UK sterling index performance chart includes performance for the Bloomberg Barclays Sterling Aggregate: Corporate Bond, BofA Merrill Lynch Sterling High Yield, FTSE® 250, FTSE® All-Share, FTSE® British Government All Stocks, FTSE® British Government Index-Linked All Stocks, FTSE® EPRA/NAREIT UK RE, J.P. Morgan ELMI+, J.P. Morgan GBI-EM Global Diversified, LIBOR 3M GBP, MSCI Emerging Markets, MSCI Europe ex UK, MSCI World, MSCI World ex UK, and S&P GSCI™ indexes.
Valuation Exhibits
The composite normalized P/E ratio is calculated by dividing the inflation-adjusted index price by the simple average of three normalized earnings metrics: ten-year average real earnings (i.e., Shiller earnings), trend-line earnings, and return on equity–adjusted earnings. We have removed the bubble years 1998–2000 from our mean and standard deviation calculations. All data are monthly.
Fixed Income Yields
US fixed income yields reflect Bloomberg Barclays Municipal Bond Index, Bloomberg Barclays US Corporate High-Yield Bond Index, Bloomberg Barclays US Corporate Investment-Grade Bond Index, and the ten-year Treasury.

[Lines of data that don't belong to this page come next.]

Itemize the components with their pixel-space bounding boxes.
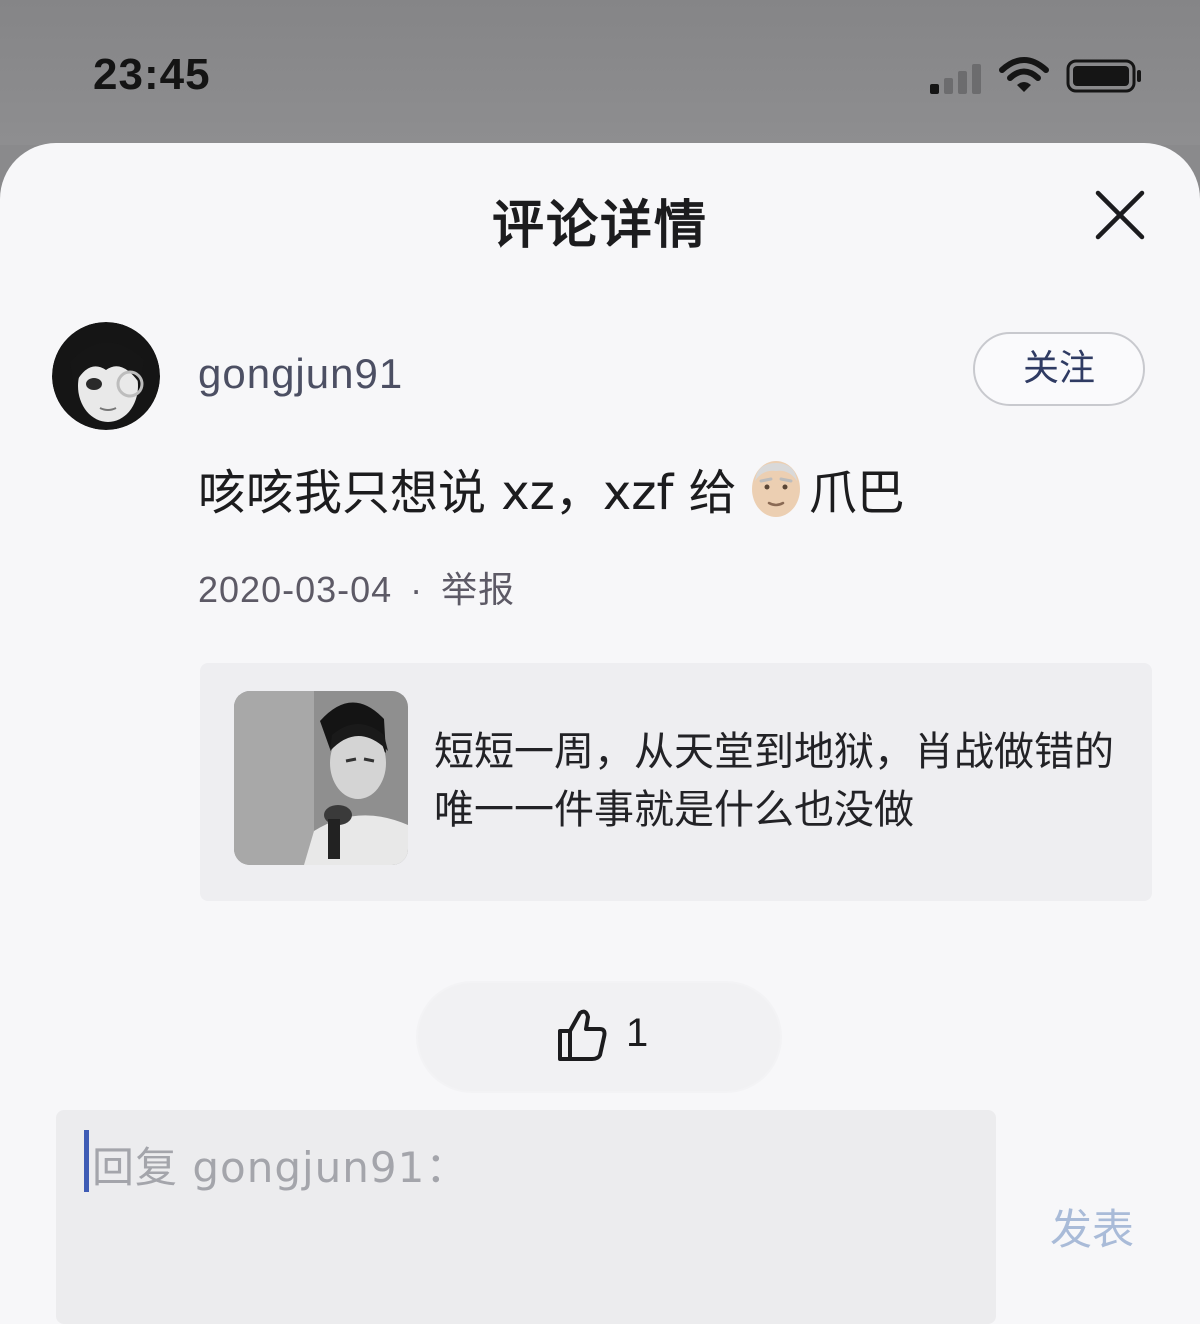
like-button[interactable]: 1 — [418, 983, 780, 1091]
status-bar: 23:45 — [0, 0, 1200, 145]
wifi-icon — [999, 57, 1049, 92]
quoted-post-text: 短短一周，从天堂到地狱，肖战做错的唯一一件事就是什么也没做 — [434, 729, 1114, 833]
meta-separator: · — [410, 569, 424, 610]
quoted-post-thumbnail — [234, 691, 408, 865]
thumbs-up-icon — [558, 1009, 607, 1061]
comment-text-part3: 爪巴 — [808, 465, 905, 521]
comment-date: 2020-03-04 — [198, 569, 393, 610]
follow-button[interactable]: 关注 — [973, 332, 1145, 406]
quoted-post-card[interactable]: 短短一周，从天堂到地狱，肖战做错的唯一一件事就是什么也没做 — [200, 663, 1152, 901]
avatar[interactable] — [52, 322, 160, 430]
report-link[interactable]: 举报 — [441, 570, 515, 611]
page-title: 评论详情 — [491, 196, 708, 256]
reply-placeholder: 回复 gongjun91： — [92, 1143, 469, 1192]
reply-input[interactable]: 回复 gongjun91： — [56, 1110, 996, 1324]
battery-icon — [1066, 59, 1141, 93]
status-time: 23:45 — [93, 50, 211, 99]
close-icon[interactable] — [1090, 185, 1150, 245]
old-man-emoji-icon — [751, 461, 800, 517]
username[interactable]: gongjun91 — [198, 350, 403, 398]
text-caret — [84, 1130, 89, 1192]
publish-button[interactable]: 发表 — [1050, 1196, 1134, 1257]
comment-text: 咳咳我只想说 xz， xzf 给 爪巴 — [198, 453, 905, 523]
comment-detail-sheet: 评论详情 gongjun91 关注 咳咳我只想说 xz， xzf 给 爪巴 20… — [0, 143, 1200, 1324]
comment-text-part2: xzf 给 — [602, 465, 737, 521]
signal-icon — [930, 64, 981, 94]
comment-text-part1: 咳咳我只想说 xz， — [198, 465, 603, 521]
like-count: 1 — [626, 1011, 649, 1055]
comment-meta: 2020-03-04 · 举报 — [198, 561, 515, 613]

European fixed income yields reflect the BofA Merrill Lynch Euro Corporate AA Bond Index, BofA Merrill Lynch Euro Corporate Bond Index, Barclays Pan-European Aggregate High Yield Bond Index, Bloomberg Twenty-Year European Government Bond Index (nominal), ten-year German bund, 20-year European Inflation Swaps (inflation expectations), and the real yield calculated as the difference between the inflation expectation and nominal yield.
UK sterling fixed income yields reflect the BofA Merrill Lynch Sterling Corporate AA Bond Index, BofA Merrill Lynch Sterling Corporate Bond Index, UK ten-year gilts, and Bank of England 20-year nominal, real, and zero coupon (inflation expectations) yields.